Kanye West’s ‘Star Wars’ Domes for Homeless Battles the ‘Dark Side’ of California’s Permit Process

The last time we reported on rapper and mega-celebrity Kanye West, he had jumped back on board the Trump Train after taking a break from politics.

Now, West’s latest project, Star Wars style domes designed to use as homeless shelters, has met the Dark Side of the California permitting process.

The simple, domed structures — evocative of the desert aesthetic of Tatooine in the film franchise — came to public attention in early July when they were mentioned in a Forbes story about West. The rapper-entrepreneur and his team had been working on the prefabricated prototypes for a year, the magazine said, with an eye on solutions for L.A.’s affordable-housing crisis….The first inspector deemed the structures to be temporary, but the second noticed concrete pads under the buildings and declared them permanent.West now has to deal with a citation issued at the end of July ordering him to present plans for approval, or tear the huts down, the sites said. He has 45 days to comply, which puts D-day (that’s “D” for deliver or destroy) at the middle of September.

Kanye chose to construct the project on the Hidden Hills property that he and wife Kim Kardashian first purchased back in 2014.

Sources familiar with the project previously said it will ‘break barriers that separate classes… namely, the rich, the middle class and the poor.’In an earlier interview with Forbes, West told a reporter that the domes could ‘hopefully be used to house the homeless, having them live in spaces said to be sunk into the ground’….’There, with the hazy heft of something enormous and far away, stand a trio of structures that look like the skeletons of wooden spaceships,’ Zack O’Malley Greenburg wrote of the project in Forbes cover piece on Kanye.’They’re the physical prototypes of his concept, each oblong and dozens of feet tall, and West leads me inside each one. He tells me they could be used as living spaces for the homeless, perhaps sunk into the ground with light filtering in through the top. We stand there in silence for several minutes considering the structures before walking back down to his lurking Lamborghini and zooming off into the night.’

The people living around the 300 acres of aren’t too happy about all the commotion these futuristic domes are causing.

Meanwhile, Los Angeles residents are angry with officials and are demanding change after a homeless crisis spirals in the city.

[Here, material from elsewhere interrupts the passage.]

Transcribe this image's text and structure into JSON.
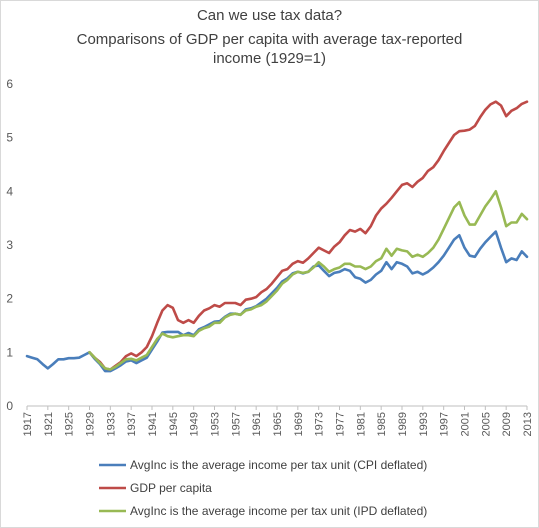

…Failed liberal policies coupled with decades of neglect and mismanagement have turned an old problem into a modern-day nightmare. Some fear the City of Angels is at the point of no return and are angry at elected officials who talk a big game but rarely deliver.”I don’t want to see them on camera anymore,” Marquesha Babers, who lived on Skid Row as a teenager, told Fox News. “I don’t want them to write any more articles about how much they care or how much they’re trying to change things. I want to see them do it.”Across the state, officials have long lamented the horrors of homelessness while failing to pass any meaningful legislation. Homeless advocates accuse those in charge of using the crisis to further their own political aspirations and manipulating an environment that allows them to dodge accountability.”The best we get out of those elected to deal with problems are soundbites,” Pete White, the founder of the Los Angeles Community Action Network, told Fox News. “Soundbites that say ‘it’s a humanitarian crisis’ and that ‘we have to do something’ only to see that something be either nothing or pathways to criminalization.”

So, the politicians and bureaucrats are acting to stop a Trump-supporter from doing more than generating soundbites. I do not think this approach is going to work out as well as the #Resistance in California is hoping.

As Yoda would say: “Do. Or do not. There is no try.”